HYANNIS — About 70 protesters lined up Saturday on the sidewalk in front of Powderhorn Outfitters on Barnstable Road to make their opinions known about the store’s coyote hunting contest.
Nearby, in the store’s parking lot, a congregation of supporters, many wearing camouflage, enjoyed a barbecue as coyote kills were logged and weighed on site.
Powderhorn, which has been in the hunting and fishing business for decades, is sponsoring its first coyote contest. The contest runs from Jan. 18 to March 12, and awards cash prizes for hunters who bring in the largest coyote, as well as the largest cumulative weight.
Coyote hunting is legal in Massachusetts — the season runs from October to March — but many of the protesters said they disagreed with a hunting for sport, as coyotes are rarely a source of food.
“It’s killing for trophies,” said Selin Nacar, with a camera around her neck, holding a sign that read “This is how real men shoot animals.”
Nacar, a Sandwich resident, said humans moved into the coyote territory.
“We’ve taken their habitation,” she said. “It’s our fault.”
A man hired to provide security at Powderhorn provided a statement from owners.
“As a staple in the Cape’s hunting, firearms, and fishing community for 40 years, Powderhorn Outfitters values the rights of nonhunters to express their views, however, we proudly support outdoorsmen in upholding the tradition of hunting,” the statement read. “We promote hunting within the rules set forth by the Massachusetts Division of Fisheries and Wildlife and will continue to facilitate reporting and tagging as a Massachusetts official game check station.”
James Stokes, a Falmouth resident and hunter, said he doesn’t hunt coyotes, but supports people’s right to hunt as well as protesters’ right to voice their opinion.
“To each their own,” he said.
Tenley Schofield and Kevin Antonovitch, both of South Yarmouth, were at the grill outside the store. A coyote hunter herself, Schofield said she didn’t think the protesters understood hunting.
“They just don’t understand wildlife management,” she said.
Antonovitch felt the protesters misplaced their focus.. If they don’t like coyote hunting or the contest, he said, they should take it up with the state, which allows it.
Before the protest Saturday, carnivore biologist Jonathan Way was at the Hyannis Public Library speaking about the ecology and behavior of coyotes. Coyotes are territorial, and as predators, self-regulate their population in balance with their prey, he said. Any notion that hunting coyotes regulates the population is false, he said.
The real divide between the protesters and supporters was an ideological one, according to Way, who also said the real issue is with the laws concerning coyote hunting.
The protest was peaceful and calm. Extra police officers were on patrol at the two-hour protest, said Barnstable Police Chief Paul MacDonald as he walked up and down the sidewalk in front of the store.

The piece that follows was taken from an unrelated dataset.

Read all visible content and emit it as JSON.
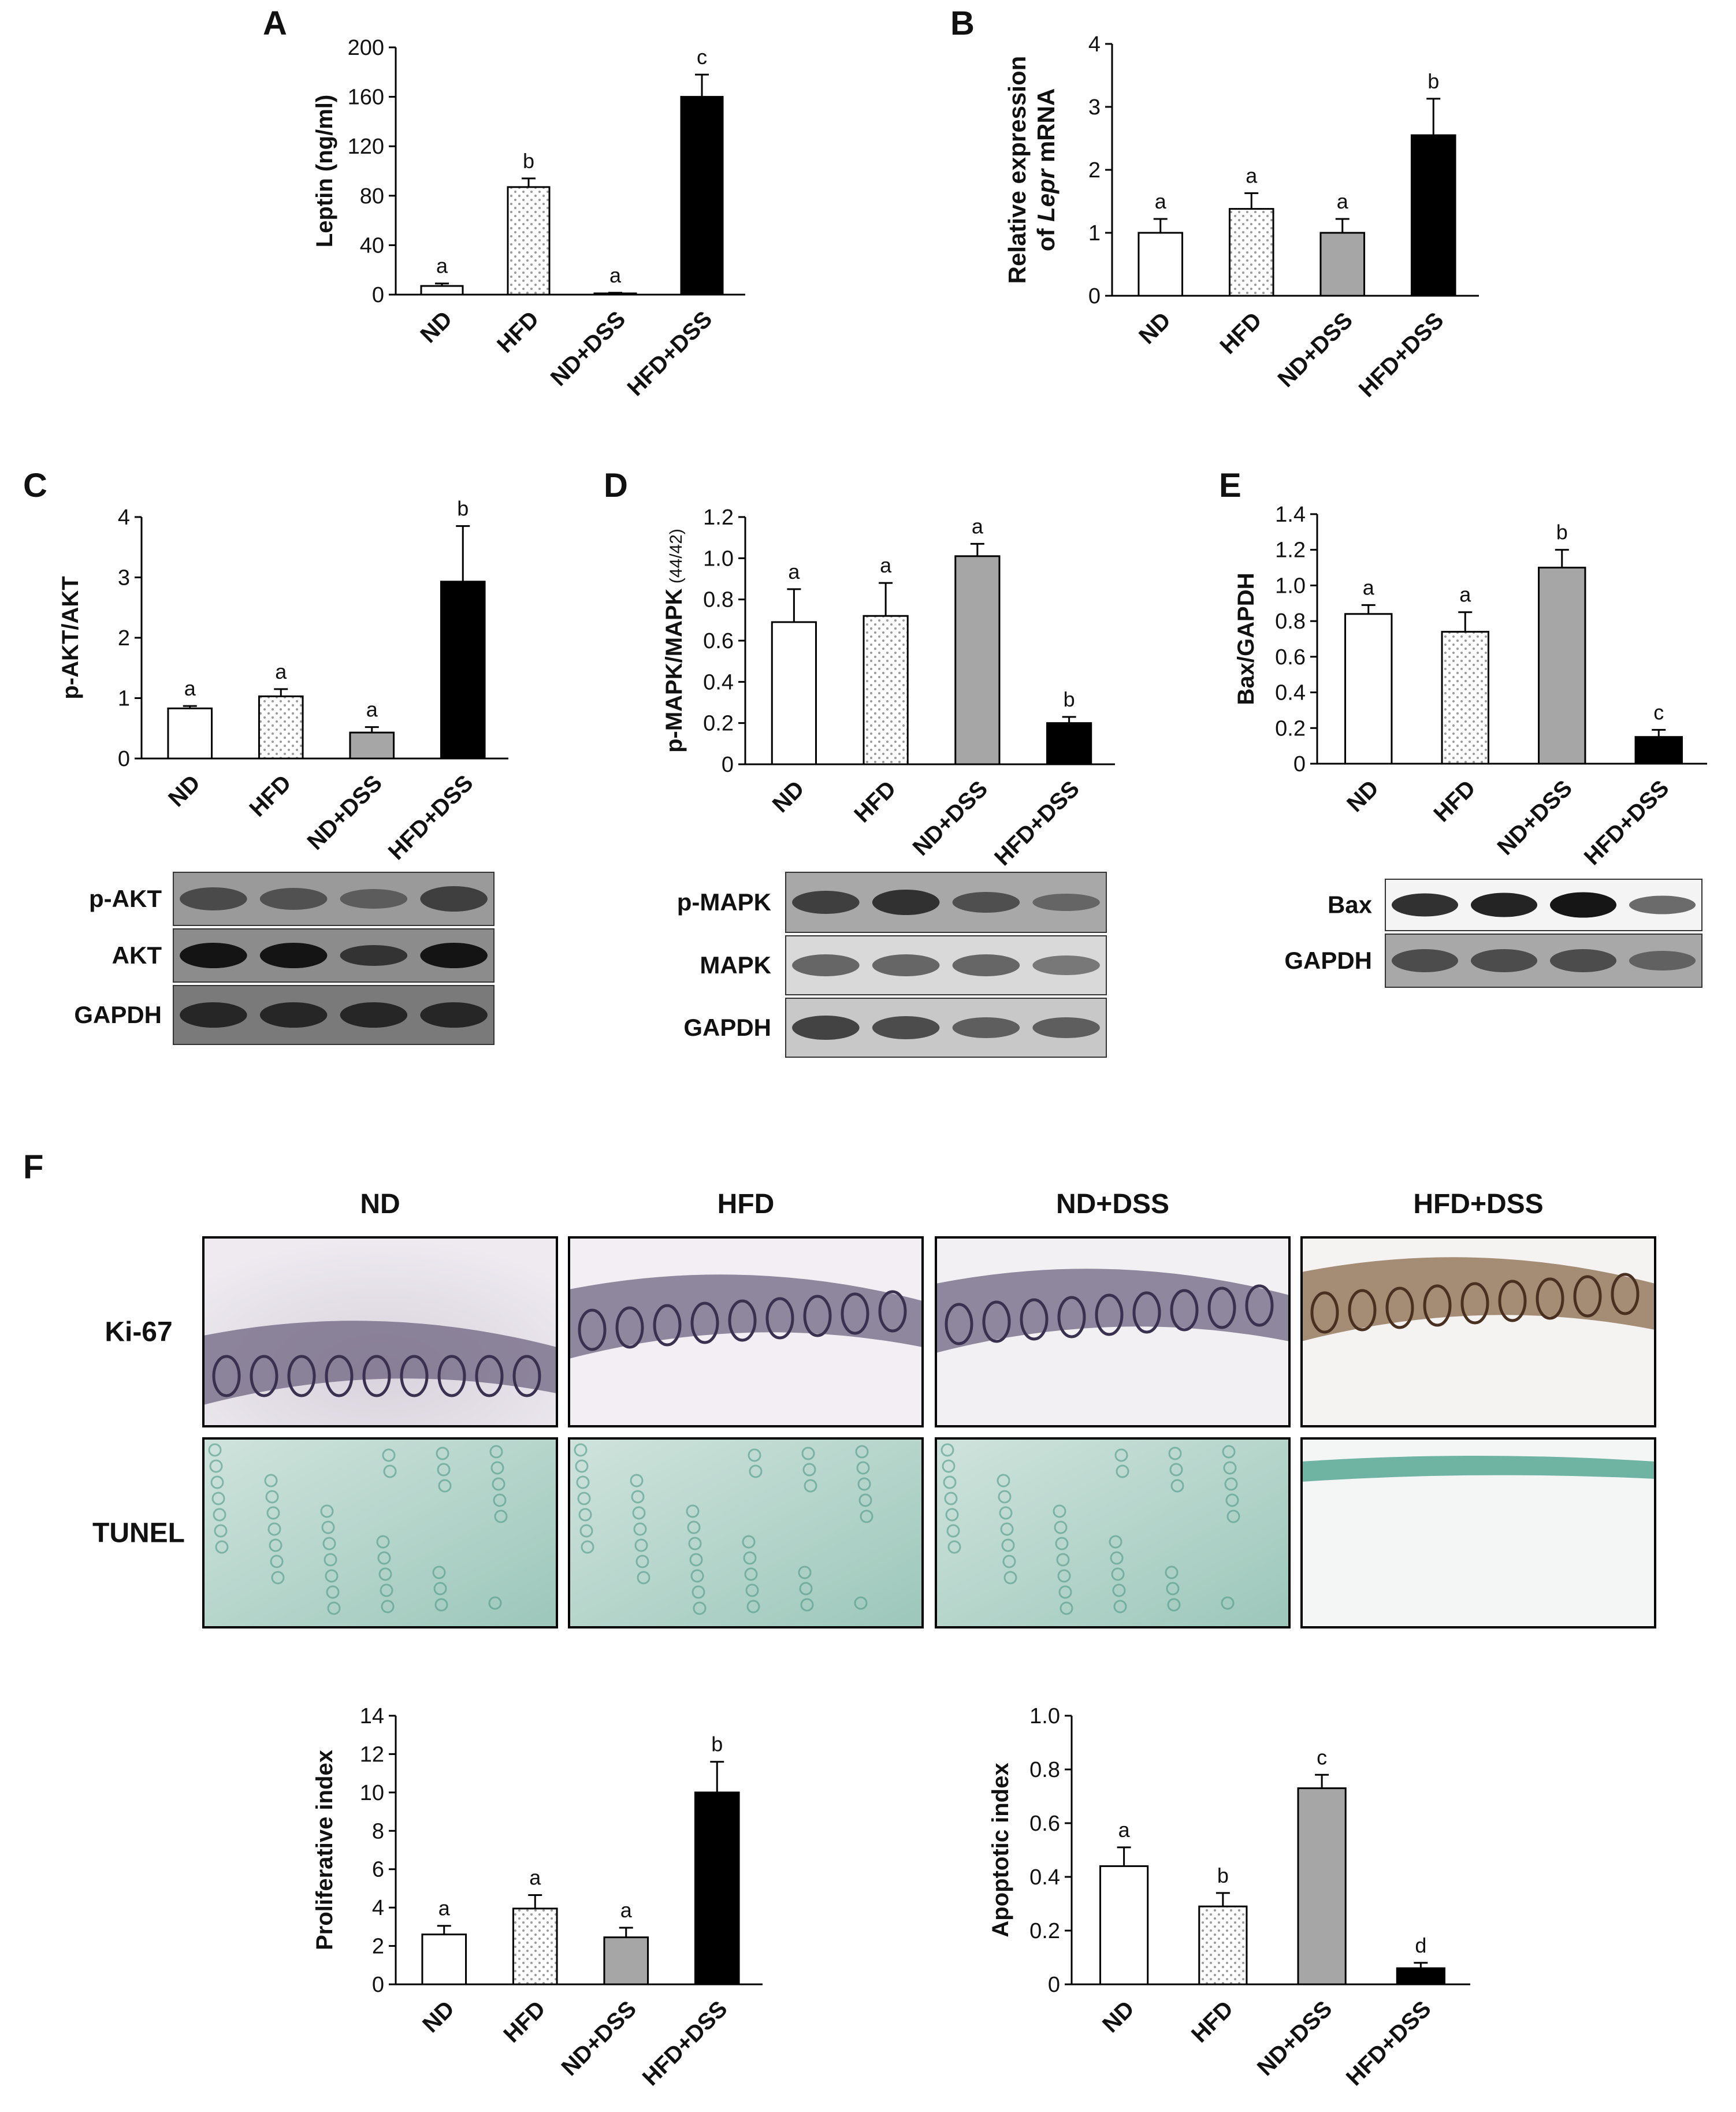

It was the first protest for Trey Anderson, 19, and his mother, Regina Redd, of Fairhaven.
“It’s awful,” said Redd, who used to live in Cromwell Court, the apartment complex a stone’s throw away from Powderhorn. “I really have an issue with killing animals for sport.”
In Fairhaven, Redd said, she sees coyotes out and about. Coyote attacks have been in the news recently, but Redd said it’s the owners’ duty to watch their dogs.
“You just have to be responsible as a pet owner.”
After two hours, protesters started to disperse. By the end of the day, Powderhorn had six more entries in the contest.
Although they don’t hunt coyote, Jaime Bailey and her husband, Bob Bailey, stood in support of hunters who obey the law.
“They’re following all the rules,” Bob Bailey said.